A Lost Lady

by Willa Cather. New York: Alfred A. Knopf. 1923. 12mo. 174 pp. $1.75.
‘THE Old West had been settled by dreamers, great-hearted adventurers who were unpractical to the point of magnificence; a courteous brotherhood, strong in attack but weak in defense, who could conquer but could not hold. Now all the vast territory they had won was to be at the mercy of men . . . who had never dared anything, never risked anything.’
There are a good many recurrences of such a motif in Miss Cather’s new novel; but it is a motif which, in this least rugged and most sophisticated of her major works, has rather less than its calculated share in the effect. For one thing, the railroad-builders and land-holders who, in A Lost Lady, suggest the pioneer type — by contrast with the ‘shrewd young men, trained by petty economies,’ who followed them — are themselves children of the modern complexity and softness when placed beside the truly elemental types of their predecessors; so that their qualities constitute the heroic half of a comparison only when set off against the positive ignobility of a succeeding generation. But the fundamental truth is that, in essence, A Lost Lady is not a regional novel. Its background of time and place, intrinsically an important enough chapter in the social history of the West, does not exist here to be expressed by the characters. It is but a set of circumstances attendant on one dominant character who vividly contradicts her environment — an exceptional individual whose tragic pathos can be seen only against surroundings grotesquely unrelated to her personality. In the kind of society which makes a natural place for such as she, she would seem relatively trivial. Her conspicuous greatness resides in her being from the outset, so far as her environment is concerned, a lost lady.

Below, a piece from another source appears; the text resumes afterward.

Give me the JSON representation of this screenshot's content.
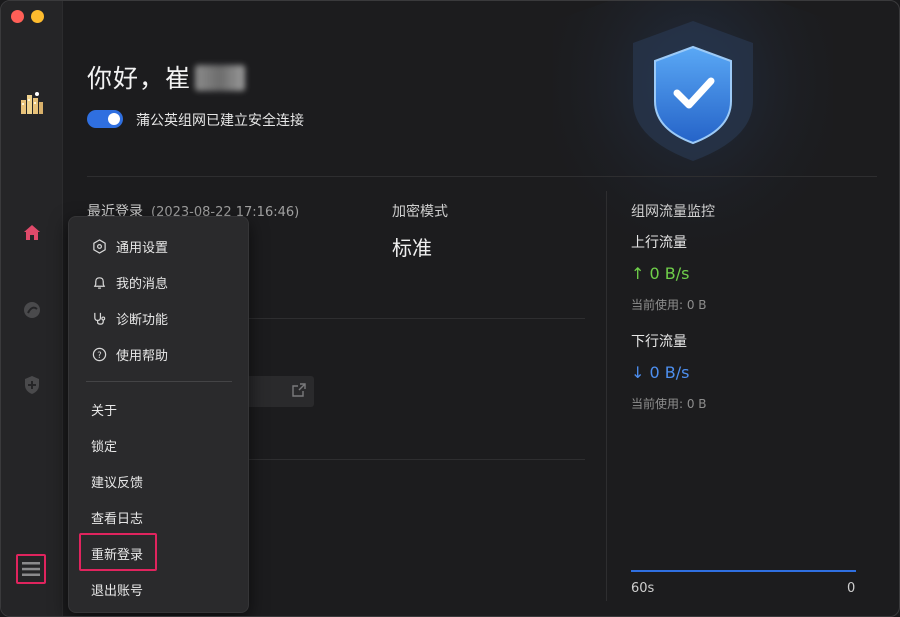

Marian Forrester is the woman who makes a purely decorative art of living and of her personal relations; who with unconscious arrogance claims all tributes by virtue of her sheer charm, and with that same charm answers all responsibilities, rewards all services. It is easy to point out the sterility of such a personal gift and of the life lived to conserve it: but the answer is that charm itself creates and blesses. It is simply a more generalized form of the fatal gift of beauty, which changes all who come within its spell. The true appraisement of Marian Forrester’s gift is in, for one example, the attitude of her obscurely heroic husband, who valiantly protects, not only others, but even himself from seeing the weak spots in her armor. Men feel that the one thing which such a creature owes them is to keep her charm immaculate; and for this reason they will deny their own senses when they find her conduct faithless or her character tawdry.
A Lost Lady is Miss Cather’s version of the loveliness whose appointed task it is to include virtue as the whole includes the parts, and whose failure to be born with the strength for this high destiny is the supreme tragedy.